価格調整後も、中国の石油製品の価格は依然として国際水準を下回っている。米国市場を例に挙げれば、現在、レギュラーの無鉛ガソリンの平均小売価格は1ガロンあたり4.1米ドル、最も高いカリフォルニア州では4.6米ドルに達した。これはリッターあたり約8.4人民元に相当する。
ガソリン税が導入されれば、石油製品価格はさらに上昇し続けるだろう。

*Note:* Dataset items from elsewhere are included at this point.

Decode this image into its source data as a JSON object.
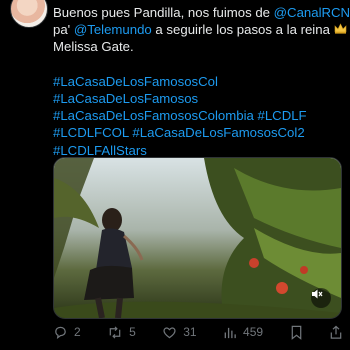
{
  "tweet": {
    "lines": [
      {
        "pre": "Buenos pues Pandilla, nos fuimos de ",
        "mention": "@CanalRCN"
      },
      {
        "pre": "pa' ",
        "mention": "@Telemundo",
        "post": " a seguirle los pasos a la reina"
      },
      {
        "pre": "Melissa Gate."
      }
    ],
    "hashtags": [
      "#LaCasaDeLosFamososCol",
      "#LaCasaDeLosFamosos",
      "#LaCasaDeLosFamososColombia #LCDLF",
      "#LCDLFCOL #LaCasaDeLosFamososCol2",
      "#LCDLFAllStars"
    ],
    "crown_icon": "crown-emoji"
  },
  "media": {
    "type": "video",
    "mute_icon": "speaker-muted-icon"
  },
  "actions": {
    "reply_count": "2",
    "retweet_count": "5",
    "like_count": "31",
    "view_count": "459"
  },
  "colors": {
    "background": "#000000",
    "text": "#e7e9ea",
    "link": "#1d9bf0",
    "muted": "#71767b"
  }
}
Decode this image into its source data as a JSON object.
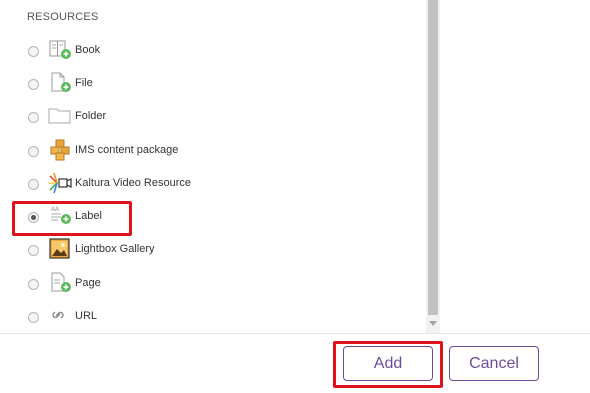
{
  "section_title": "RESOURCES",
  "resources": [
    {
      "label": "Book",
      "icon": "book-icon",
      "selected": false
    },
    {
      "label": "File",
      "icon": "file-icon",
      "selected": false
    },
    {
      "label": "Folder",
      "icon": "folder-icon",
      "selected": false
    },
    {
      "label": "IMS content package",
      "icon": "ims-package-icon",
      "selected": false
    },
    {
      "label": "Kaltura Video Resource",
      "icon": "kaltura-video-icon",
      "selected": false
    },
    {
      "label": "Label",
      "icon": "label-icon",
      "selected": true
    },
    {
      "label": "Lightbox Gallery",
      "icon": "lightbox-gallery-icon",
      "selected": false
    },
    {
      "label": "Page",
      "icon": "page-icon",
      "selected": false
    },
    {
      "label": "URL",
      "icon": "url-link-icon",
      "selected": false
    }
  ],
  "buttons": {
    "add_label": "Add",
    "cancel_label": "Cancel"
  },
  "colors": {
    "accent": "#6b4c9a",
    "highlight": "#e0131c",
    "add_plus": "#5cb85c"
  }
}
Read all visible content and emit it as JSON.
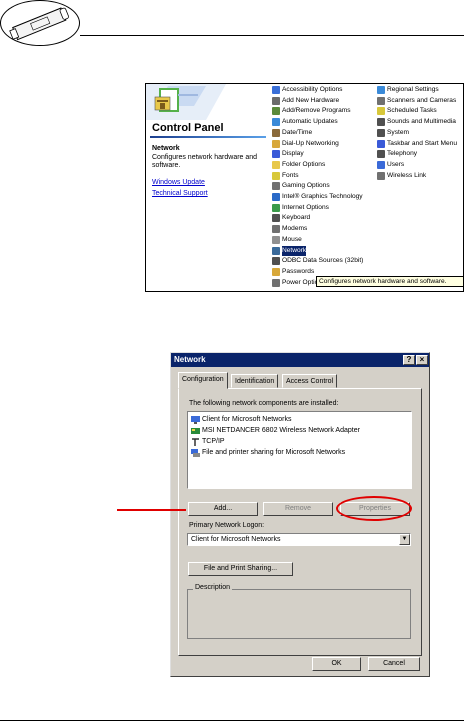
{
  "control_panel": {
    "title": "Control Panel",
    "selected_name": "Network",
    "selected_description": "Configures network hardware and software.",
    "links": [
      "Windows Update",
      "Technical Support"
    ],
    "items_col1": [
      {
        "label": "Accessibility Options",
        "color": "#3a6fd8"
      },
      {
        "label": "Add New Hardware",
        "color": "#6b6b6b"
      },
      {
        "label": "Add/Remove Programs",
        "color": "#5a8a3a"
      },
      {
        "label": "Automatic Updates",
        "color": "#3a8ad8"
      },
      {
        "label": "Date/Time",
        "color": "#8a6a3a"
      },
      {
        "label": "Dial-Up Networking",
        "color": "#d8a83a"
      },
      {
        "label": "Display",
        "color": "#3a5ad8"
      },
      {
        "label": "Folder Options",
        "color": "#e8c84a"
      },
      {
        "label": "Fonts",
        "color": "#d8c83a"
      },
      {
        "label": "Gaming Options",
        "color": "#707070"
      },
      {
        "label": "Intel® Graphics Technology",
        "color": "#2a6ac8"
      },
      {
        "label": "Internet Options",
        "color": "#3a9a4a"
      },
      {
        "label": "Keyboard",
        "color": "#505050"
      },
      {
        "label": "Modems",
        "color": "#707070"
      },
      {
        "label": "Mouse",
        "color": "#909090"
      },
      {
        "label": "Network",
        "color": "#3a6a9a"
      },
      {
        "label": "ODBC Data Sources (32bit)",
        "color": "#505050"
      },
      {
        "label": "Passwords",
        "color": "#d8a83a"
      },
      {
        "label": "Power Options",
        "color": "#707070"
      }
    ],
    "items_col2": [
      {
        "label": "Regional Settings",
        "color": "#3a8ad8"
      },
      {
        "label": "Scanners and Cameras",
        "color": "#707070"
      },
      {
        "label": "Scheduled Tasks",
        "color": "#d8c83a"
      },
      {
        "label": "Sounds and Multimedia",
        "color": "#505050"
      },
      {
        "label": "System",
        "color": "#505050"
      },
      {
        "label": "Taskbar and Start Menu",
        "color": "#3a5ad8"
      },
      {
        "label": "Telephony",
        "color": "#505050"
      },
      {
        "label": "Users",
        "color": "#3a6ad8"
      },
      {
        "label": "Wireless Link",
        "color": "#707070"
      }
    ],
    "tooltip": "Configures network hardware and software."
  },
  "dialog": {
    "title": "Network",
    "help_button": "?",
    "close_button": "×",
    "tabs": [
      "Configuration",
      "Identification",
      "Access Control"
    ],
    "components_label": "The following network components are installed:",
    "components": [
      {
        "label": "Client for Microsoft Networks",
        "icon": "client-icon"
      },
      {
        "label": "MSI NETDANCER 6802 Wireless Network Adapter",
        "icon": "adapter-icon"
      },
      {
        "label": "TCP/IP",
        "icon": "protocol-icon"
      },
      {
        "label": "File and printer sharing for Microsoft Networks",
        "icon": "service-icon"
      }
    ],
    "add_button": "Add...",
    "remove_button": "Remove",
    "properties_button": "Properties",
    "logon_label": "Primary Network Logon:",
    "logon_value": "Client for Microsoft Networks",
    "file_print_button": "File and Print Sharing...",
    "description_label": "Description",
    "ok_button": "OK",
    "cancel_button": "Cancel"
  },
  "colors": {
    "titlebar": "#0a246a",
    "annotation": "#e00000",
    "dialog_face": "#d4d0c8"
  }
}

財政部の副部長である張少春氏は6月17日、全人大財経委員会と国家発展改革委員会主催の「省エネルギー法」座談会の席で、ふさわしい時期にガソリン税を導入する予定であると重ねて表明した。
哈継銘氏はレポートの中で、自動車需要にマイナスの影響が出るだろうと指摘している。
原材料価格の上昇、地震、インフレなど複数の要因が重なり、中国の自動車販売の伸び率はすでに2カ月連続でダウンしている。北京市統計局と国家統計局北京調査チームの発表したデータによると、1月〜5月の北京市での自動車販売台数は36万台で、前年同期比13.5%増となったものの、伸び率は第1四半期に比べ5.3%ダウンした。